Okay, so this is probably something I shouldn't put on here, but we've committed to transparency, so here goes.
Someone kicked in the front doors of 3 of our houses on York Street, ones that are under construction. And they didn't really get anything of value - there isn't anything, not yet at least - no copper, no fixtures, just studs and windows and a floor and a roof. But they did ruin all 3 doors, and make a lot of repair work, and, more importantly, remind me that, just because we are working hard to do good things in the neighborhood, that doesn't mean that that work will instantly be effective, or that that even commands a modicum of respect or sanctity.
Those red clay footprints on each of the white doors reminds me of that each time I walk past, like taking me down a peg, putting me in my helpless place to a certain extent. And a small little vengeful part of me wants them locked up, the person who stooped to this deed. And I understand they have been - locked up, that is. But the majority of me knows that there were reasons for doing it, namely addiction, a reason that I can't even fathom the power of, to make people bury their lives in a deep deep hole in the service of pursuing that next high, however fleeting. I know that locking them up will do no lasting good - jail is damaging in a permanent way, to the psyche and the future after jail. Treatment and recovery is a long and hard road even when you have support, and, as I'm learning by increments, to have a criminal record is to have innumerable hurdles and barriers laid across the path of living your life ever after. It's much harder to get a job. Much harder to get an apartment. And not having an address means you can't get a drivers license. It's hard to get healthcare. You can't even vote. And on and on. And jail is expensive - tens of thousands of dollars per year - to lock someone away, to squander a life in punishment.

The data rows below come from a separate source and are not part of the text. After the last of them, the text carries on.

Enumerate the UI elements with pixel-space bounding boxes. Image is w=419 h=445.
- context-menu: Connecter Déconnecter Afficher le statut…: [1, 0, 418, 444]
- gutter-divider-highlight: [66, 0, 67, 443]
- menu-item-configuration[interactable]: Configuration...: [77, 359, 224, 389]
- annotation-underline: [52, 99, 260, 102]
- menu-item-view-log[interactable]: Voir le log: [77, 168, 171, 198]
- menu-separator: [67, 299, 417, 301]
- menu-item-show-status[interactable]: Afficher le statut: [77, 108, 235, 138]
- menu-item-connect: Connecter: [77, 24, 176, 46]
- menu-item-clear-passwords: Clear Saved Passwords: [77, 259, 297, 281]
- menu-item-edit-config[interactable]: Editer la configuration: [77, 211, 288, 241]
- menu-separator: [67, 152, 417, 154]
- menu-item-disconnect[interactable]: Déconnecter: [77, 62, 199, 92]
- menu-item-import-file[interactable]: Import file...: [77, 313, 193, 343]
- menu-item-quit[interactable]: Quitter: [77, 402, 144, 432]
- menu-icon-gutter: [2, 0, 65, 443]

And so when I think about that someone with the red-clay muddied shoe that kicked open those doors in the middle of a dark night, it makes me more sad than anything, to think about the despair in that decision, and I hope that help is something we can offer. It is easy to think about it in terms of us and them, good and bad, welcome and unwelcome, in and out, but the reality is that we are all not nearly as far away from that despair as we might like to tell ourselves. And to fortify our homes and our hearts against this idea of "them" is to draw a line in the sand if only to console our souls to an absolute we may not want to question.
So the question that keeps coming up in my mind, as that footprint stares me in my mind's eye, is this: How can we help? And all I can come up with, as I'm not a social worker, drug counselor, police officer, or anything actually useful to the situation, is this: We can just keep trying. Try to set an example of hope in the face of that despair, hope in the form of opportunity, of options, of access and awareness. Opportunity in having a way to support yourself in this community - start a business, work from home, work for someone who is starting a business here. Options in housing, in transportation, in employment, in community involvement. Access to the information that is out there if you know where to look - we can show you. Awareness that your voice matters, that your opinion matters, that yours is as important as any other voice.
I did not intend for this to be preachy - that's the last thing that the person that left that footprint needs - to be preached at, in any way shape or form. I did just want to meditate on that image in my head, that disembodied footprint that symbolizes both a breach of trust and property as well as a ruddy call for us to redouble our efforts, and be grateful for both the reminder and all of the good people around us who also want to help. To err is human. To forgive, well, it's just right.